Is Gov. Inslee “Hiding” Plan to Hike Gas Prices $1-Per-Gallon?
What once started as legislative fears in the Senate appears to becoming a reality.
Newstalk 870 has been reporting for some time legislative leaders were wary that Gov. Inslee would enact low-carbon fuel standards that could raise gas prices upwards of $1-per-gallon, by way of Executive Order.
Now, KIRO-AM in Seattle, and the website MyNorthwest.com are reporting documents have allegedly been uncovered showing Inslee plans to implement an Executive Order that would do just that. They question if Gov. Inslee is hiding this plan from the public.
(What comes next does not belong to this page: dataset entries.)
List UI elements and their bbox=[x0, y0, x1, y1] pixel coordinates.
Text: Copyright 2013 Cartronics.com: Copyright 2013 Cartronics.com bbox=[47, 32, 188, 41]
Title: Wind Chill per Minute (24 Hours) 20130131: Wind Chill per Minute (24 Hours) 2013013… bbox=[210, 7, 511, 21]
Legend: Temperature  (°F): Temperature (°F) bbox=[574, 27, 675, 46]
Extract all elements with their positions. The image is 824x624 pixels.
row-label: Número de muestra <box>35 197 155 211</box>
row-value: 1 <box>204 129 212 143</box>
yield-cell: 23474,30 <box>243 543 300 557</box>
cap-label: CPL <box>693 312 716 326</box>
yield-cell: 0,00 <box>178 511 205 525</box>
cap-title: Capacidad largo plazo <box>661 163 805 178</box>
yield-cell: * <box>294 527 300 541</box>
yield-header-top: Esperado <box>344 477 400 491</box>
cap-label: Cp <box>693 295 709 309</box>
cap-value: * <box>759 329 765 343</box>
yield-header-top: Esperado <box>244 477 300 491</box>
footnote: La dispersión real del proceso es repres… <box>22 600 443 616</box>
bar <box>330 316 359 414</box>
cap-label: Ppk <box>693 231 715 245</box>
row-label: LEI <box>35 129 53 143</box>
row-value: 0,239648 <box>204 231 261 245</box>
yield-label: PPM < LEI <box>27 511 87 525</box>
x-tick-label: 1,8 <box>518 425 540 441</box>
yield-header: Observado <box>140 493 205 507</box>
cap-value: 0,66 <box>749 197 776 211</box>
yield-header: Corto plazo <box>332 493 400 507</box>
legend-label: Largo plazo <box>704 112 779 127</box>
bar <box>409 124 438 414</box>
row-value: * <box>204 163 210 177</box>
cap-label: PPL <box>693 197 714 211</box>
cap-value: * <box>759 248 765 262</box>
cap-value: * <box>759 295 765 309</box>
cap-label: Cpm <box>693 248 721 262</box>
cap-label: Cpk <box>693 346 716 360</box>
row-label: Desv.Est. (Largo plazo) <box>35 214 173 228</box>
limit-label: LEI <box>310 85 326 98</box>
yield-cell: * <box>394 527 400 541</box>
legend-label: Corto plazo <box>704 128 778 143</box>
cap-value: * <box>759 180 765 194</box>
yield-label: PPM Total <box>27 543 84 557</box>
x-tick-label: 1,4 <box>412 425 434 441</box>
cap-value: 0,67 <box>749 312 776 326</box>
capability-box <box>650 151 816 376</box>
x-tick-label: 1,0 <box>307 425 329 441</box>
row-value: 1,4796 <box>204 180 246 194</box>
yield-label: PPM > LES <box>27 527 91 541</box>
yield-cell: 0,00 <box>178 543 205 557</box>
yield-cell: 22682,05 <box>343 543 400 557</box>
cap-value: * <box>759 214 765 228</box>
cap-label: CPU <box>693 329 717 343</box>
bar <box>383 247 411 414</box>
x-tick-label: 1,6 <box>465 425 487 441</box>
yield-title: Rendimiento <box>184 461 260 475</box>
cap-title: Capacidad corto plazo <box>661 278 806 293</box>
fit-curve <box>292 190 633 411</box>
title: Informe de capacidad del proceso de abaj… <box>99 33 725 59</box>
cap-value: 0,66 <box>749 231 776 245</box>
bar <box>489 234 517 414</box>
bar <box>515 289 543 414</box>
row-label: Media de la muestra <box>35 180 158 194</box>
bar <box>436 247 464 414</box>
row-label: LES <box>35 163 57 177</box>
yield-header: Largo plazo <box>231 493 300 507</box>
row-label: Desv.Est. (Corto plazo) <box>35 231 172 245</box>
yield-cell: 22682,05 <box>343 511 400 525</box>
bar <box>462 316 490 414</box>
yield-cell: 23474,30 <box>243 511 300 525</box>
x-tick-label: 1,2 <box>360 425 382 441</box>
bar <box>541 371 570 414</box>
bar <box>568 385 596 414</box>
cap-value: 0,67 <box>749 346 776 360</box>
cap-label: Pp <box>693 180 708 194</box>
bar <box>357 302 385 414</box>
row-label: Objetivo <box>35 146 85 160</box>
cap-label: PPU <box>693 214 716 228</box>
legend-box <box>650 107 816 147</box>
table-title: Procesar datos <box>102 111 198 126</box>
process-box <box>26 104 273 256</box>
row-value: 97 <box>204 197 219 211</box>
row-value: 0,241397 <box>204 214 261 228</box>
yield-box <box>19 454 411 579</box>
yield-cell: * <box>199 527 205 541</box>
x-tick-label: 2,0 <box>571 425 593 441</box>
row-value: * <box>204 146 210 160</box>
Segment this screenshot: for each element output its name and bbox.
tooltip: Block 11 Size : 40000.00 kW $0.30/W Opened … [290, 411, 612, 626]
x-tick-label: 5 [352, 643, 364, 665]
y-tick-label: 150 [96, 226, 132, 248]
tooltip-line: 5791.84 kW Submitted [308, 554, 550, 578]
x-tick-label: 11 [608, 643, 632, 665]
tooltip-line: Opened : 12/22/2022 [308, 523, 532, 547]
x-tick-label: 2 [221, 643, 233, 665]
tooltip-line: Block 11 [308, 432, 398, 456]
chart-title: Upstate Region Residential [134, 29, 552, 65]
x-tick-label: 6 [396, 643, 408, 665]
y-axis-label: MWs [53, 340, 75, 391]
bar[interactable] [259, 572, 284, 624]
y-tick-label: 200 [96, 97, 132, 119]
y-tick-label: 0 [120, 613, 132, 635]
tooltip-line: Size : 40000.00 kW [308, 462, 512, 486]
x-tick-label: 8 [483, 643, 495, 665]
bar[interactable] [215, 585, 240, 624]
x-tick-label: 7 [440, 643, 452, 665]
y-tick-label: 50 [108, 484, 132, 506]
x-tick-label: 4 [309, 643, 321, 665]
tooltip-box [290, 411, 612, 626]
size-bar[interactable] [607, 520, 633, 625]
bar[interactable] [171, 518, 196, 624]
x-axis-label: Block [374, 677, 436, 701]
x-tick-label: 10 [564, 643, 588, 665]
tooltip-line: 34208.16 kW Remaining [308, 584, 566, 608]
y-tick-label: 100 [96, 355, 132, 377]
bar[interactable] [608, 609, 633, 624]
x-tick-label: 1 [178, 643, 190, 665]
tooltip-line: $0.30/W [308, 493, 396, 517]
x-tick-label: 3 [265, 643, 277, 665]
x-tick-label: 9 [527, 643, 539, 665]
If Inslee didn't get what he wanted in the legislature - he was thwarted by GOP Senate leaders - he would use the Executive Order.
According to MyNorthwest.com:
"The staff for the governor were saying he would impose in the first quarter of 2015, next year, through executive action, a low-carbon fuel standard, which Inslee's own consultant said could raise gas prices by $1.17 a gallon," said Pepple. View documents that SHIFT cites.
Before Monson and Pepple's conversation Tuesday, the governor's office had reached out to The Dori Monson Show regarding SHIFT's reports, indicating the $1.17 SHIFT was suggesting wasn't an accurate figure"
You may have seen ShiftWa stories and posts on Facebook, Newstalk 870 has been following them and checking out their information for some time.
Officials say if Gov. Inslee does indeed implement the low-carbon fuel standard, and prices go up as much as $1.17 per gallon, he would be the most hated governor in America. It would be political suicide. But critics say since he believes it's a moral imperative to tackle what he believes is climate change, he would probably be willing to take the flak for doing that.
Low-carbon fuel standards, as reported by Newstalk 870, are fuels that exceed current Federal emission standards, the gas now sold at the pump. However, the problem is, nobody in our neck of the woods has the equipment or refinery capability to refine these ultra-low pollution fuels. And widespread production is probably years away, so we would have to compete with what limited resources there are in California - that's why gas prices would skyrocket, and probably STAY there.